A cultura de “só usar gasolina” é uma realidade para muitos. Alguns o fazem por hábito, outros por acreditarem que a gasolina oferece melhor desempenho ou é mais “segura” para o motor, enquanto uma parcela significativa desconhece os critérios para uma escolha inteligente. Essa percepção é, em grande parte, um mito. Os motores flex modernos são projetados para operar eficientemente com ambos os combustíveis, adaptando-se automaticamente à composição do tanque. O verdadeiro dilema reside na equação econômica: quando é financeiramente vantajoso optar pelo etanol em vez da gasolina?
A regra de ouro, amplamente divulgada, mas nem sempre compreendida, é a do “70%”. Para determinar qual combustível é mais econômico, o motorista deve dividir o preço do litro do etanol pelo preço do litro da gasolina. Se o resultado for igual ou inferior a 0,7 (ou 70%), o etanol é a opção mais vantajosa. Se for superior a 0,7, a gasolina compensa mais. Essa regra se baseia no fato de que o etanol, apesar de geralmente ser mais barato por litro, oferece uma autonomia menor, cerca de 30% a menos que a gasolina, devido ao seu poder calorífico inferior. Assim, para ter o mesmo custo por quilômetro rodado, o etanol precisa ser proporcionalmente mais barato.
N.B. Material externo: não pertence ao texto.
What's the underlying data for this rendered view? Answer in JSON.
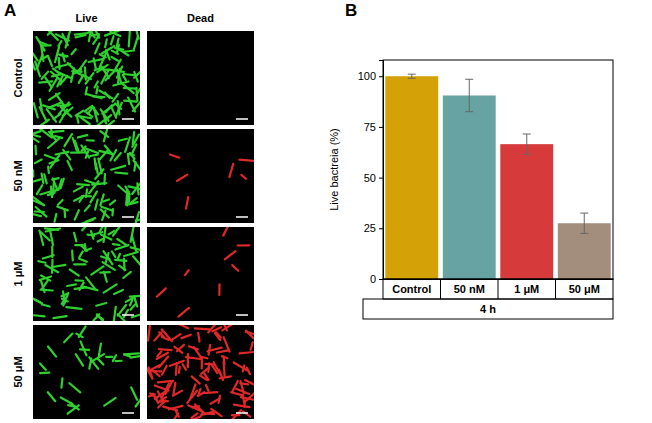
{
  "panel_a": {
    "label": "A",
    "columns": [
      "Live",
      "Dead"
    ],
    "rows": [
      "Control",
      "50 nM",
      "1 μM",
      "50 μM"
    ]
  },
  "chart_data": {
    "type": "bar",
    "label": "B",
    "categories": [
      "Control",
      "50 nM",
      "1 μM",
      "50 μM"
    ],
    "values": [
      100,
      90.5,
      66.5,
      27.5
    ],
    "errors": [
      1,
      8,
      5,
      5
    ],
    "colors": [
      "#d4a106",
      "#68a3a3",
      "#d63a3a",
      "#a38e7e"
    ],
    "y_label": "Live bactreia (%)",
    "x_group": "4 h",
    "ylim": [
      0,
      108
    ],
    "yticks": [
      0,
      25,
      50,
      75,
      100
    ],
    "grid": false
  }
}
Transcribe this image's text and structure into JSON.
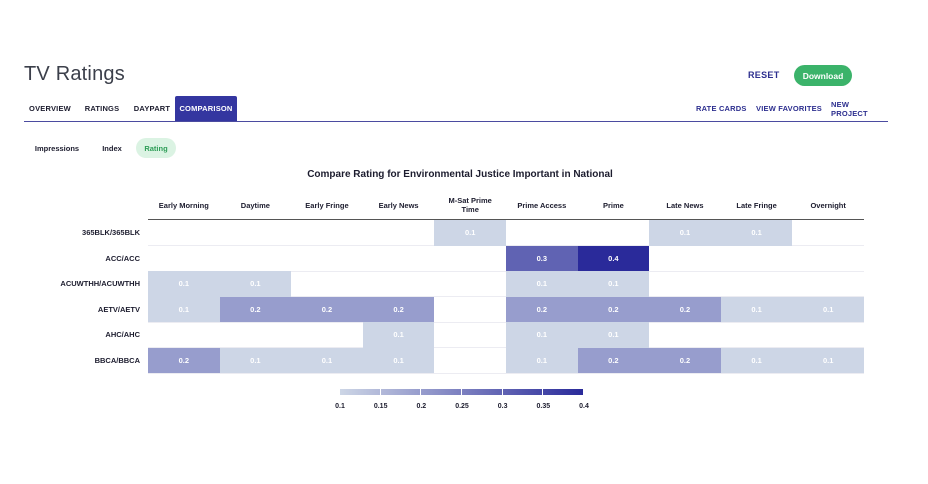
{
  "header": {
    "title": "TV Ratings",
    "reset_label": "RESET",
    "download_label": "Download"
  },
  "nav": {
    "tabs": [
      "OVERVIEW",
      "RATINGS",
      "DAYPART",
      "COMPARISON"
    ],
    "active_tab": "COMPARISON",
    "right_links": [
      "RATE CARDS",
      "VIEW FAVORITES",
      "NEW PROJECT"
    ]
  },
  "metrics": {
    "options": [
      "Impressions",
      "Index",
      "Rating"
    ],
    "active": "Rating"
  },
  "colors": {
    "brand": "#3436a0",
    "accent_green": "#3bb36a",
    "scale_min": "#cdd6e6",
    "scale_max": "#2a2a9a"
  },
  "chart_data": {
    "type": "heatmap",
    "title": "Compare Rating for Environmental Justice Important in National",
    "columns": [
      "Early Morning",
      "Daytime",
      "Early Fringe",
      "Early News",
      "M-Sat Prime Time",
      "Prime Access",
      "Prime",
      "Late News",
      "Late Fringe",
      "Overnight"
    ],
    "rows": [
      {
        "label": "365BLK/365BLK",
        "values": [
          null,
          null,
          null,
          null,
          0.1,
          null,
          null,
          0.1,
          0.1,
          null
        ]
      },
      {
        "label": "ACC/ACC",
        "values": [
          null,
          null,
          null,
          null,
          null,
          0.3,
          0.4,
          null,
          null,
          null
        ]
      },
      {
        "label": "ACUWTHH/ACUWTHH",
        "values": [
          0.1,
          0.1,
          null,
          null,
          null,
          0.1,
          0.1,
          null,
          null,
          null
        ]
      },
      {
        "label": "AETV/AETV",
        "values": [
          0.1,
          0.2,
          0.2,
          0.2,
          null,
          0.2,
          0.2,
          0.2,
          0.1,
          0.1
        ]
      },
      {
        "label": "AHC/AHC",
        "values": [
          null,
          null,
          null,
          0.1,
          null,
          0.1,
          0.1,
          null,
          null,
          null
        ]
      },
      {
        "label": "BBCA/BBCA",
        "values": [
          0.2,
          0.1,
          0.1,
          0.1,
          null,
          0.1,
          0.2,
          0.2,
          0.1,
          0.1
        ]
      }
    ],
    "legend": {
      "min": 0.1,
      "max": 0.4,
      "ticks": [
        "0.1",
        "0.15",
        "0.2",
        "0.25",
        "0.3",
        "0.35",
        "0.4"
      ]
    }
  }
}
Entretanto, a decisão não é puramente econômica para todos. Há quem priorize o desempenho, e o etanol, por ter uma octanagem maior, pode oferecer uma leve melhora na potência e no torque em alguns motores, principalmente em altas rotações. Outros consideram o impacto ambiental; o etanol é um combustível renovável, derivado da cana-de-açúcar, e sua queima emite menos gases poluentes, contribuindo para a redução da pegada de carbono do veículo. Além disso, questões como a manutenção a longo prazo e o sistema de partida a frio (especialmente em regiões com temperaturas mais baixas) também podem influenciar a escolha, embora os avanços tecnológicos tenham minimizado muitos desses problemas iniciais dos carros flex.
Apesar de duas décadas no mercado, a plena compreensão e utilização estratégica dos carros flex ainda é um desafio para muitos motoristas brasileiros. É fundamental que a indústria automotiva, os postos de combustível e os órgãos de trânsito continuem a promover a educação sobre as vantagens e o uso correto desses veículos. Saber fazer o cálculo simples da relação entre os preços e considerar outros fatores como desempenho e impacto ambiental permite que o motorista não apenas economize dinheiro, mas mas também contribua para um consumo mais consciente e sustentável. Ignorar essa capacidade dos veículos flex é perder uma oportunidade valiosa de otimizar a experiência de dirigir e de contribuir para um futuro mais verde.